At work we have this daemon that I wrote in Perl. This thing was written to create a new database handle every time it needed to do something. It uses DBI with DBD::Oracle for the database connectivity. A while back (a few months ago at least, maybe more) we noticed that it was using quite a bit of resident memory (varies depending on how long it's been running and the number of messages it has processed). It became an increasingly important issue as we grew nearer to the end of our internal testing cycle.
Yesterday we were told to find out how bad it really is and what we can do to fix it. We tracked it for a few hours and with a sustained rate of 2 messages/s, we determined the memory leak to be in the range of ~5Kb/s!

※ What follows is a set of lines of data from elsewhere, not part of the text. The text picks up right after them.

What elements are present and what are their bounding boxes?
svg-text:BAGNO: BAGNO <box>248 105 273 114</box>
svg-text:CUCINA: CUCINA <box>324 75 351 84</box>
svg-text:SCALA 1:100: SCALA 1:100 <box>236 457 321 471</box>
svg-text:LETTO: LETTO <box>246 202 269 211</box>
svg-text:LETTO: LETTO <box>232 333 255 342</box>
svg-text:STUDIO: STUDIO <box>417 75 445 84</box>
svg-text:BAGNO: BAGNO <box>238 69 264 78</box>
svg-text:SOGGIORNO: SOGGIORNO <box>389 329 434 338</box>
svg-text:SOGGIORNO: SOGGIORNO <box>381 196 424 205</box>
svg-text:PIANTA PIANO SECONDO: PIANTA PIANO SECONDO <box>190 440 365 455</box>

I was told to keep that instance running and to start a modified copy on another server that would use one persistent database handle for everything. After it was running for a few hours with a sustained rate of 2 messages/s, we determined that there was still a memory leak but it was lower, only 1.8Kb/s.
Some searching revealed that DBI 1.52 has been out for a while (we're using DBI 1.50). This version fixes two memory leaks; one involving handles (an unspecified amount of memory) and the second involving statement handles (16 bytes of memory). We were told to install Oracle 10.2 (we use 10.1), DBI 1.52 and the latest version of DBD::Oracle (to be safe). Well, that didn't go so well. The 10.2 installation process left the oracle directories with odd permissions so we weren't able to use the library files (the .so's). The DBA was told to reinstall 10.1.
This morning, I installed DBI 1.52 on the system running the modified daemon. I restarted the daemon and let it run. A while later we checked on it and the memory usage was the same as yesterday! I was crushed. I knew I would have to rewrite this thing from scratch if we couldn't figure out the source of the leaks.
I started commenting out huge blocks of code on the various servers. One I disabled the message acknowledgments. On another I disabled almost all of database transactions. On yet another I disabled everything but the networking components. Then I waited. After a while I checked the memory usage of them in order. The first was the same as before commenting out the code. I was a bit discouraged but moved on the second. It was a huge difference in memory usage! How could this be though? Why could the database stuff make this big of a difference if installing DBI 1.52 didn't? I went back to the server using the single db handle and checked the version of DBI being used. 1.50. 1.50? I checked my lib path and saw that someone had changed it on me overnight. I quickly changed it back and restarted the daemon. I was hopeful; almost relieved. One more shot at this working, so I waited.
About 30 minutes later, I checked the memory usage again. It had gone up a little and stablized. I was thrilled! I went around telling everyone the good news. We were told to check it again on Monday but I am certain that I won't have to rewrite the daemon.
DBI 1.52 has saved me from certain doom. Thank you Nicholas Clark, Ephraim Dan and Doru Theodor Petrescu for those patches!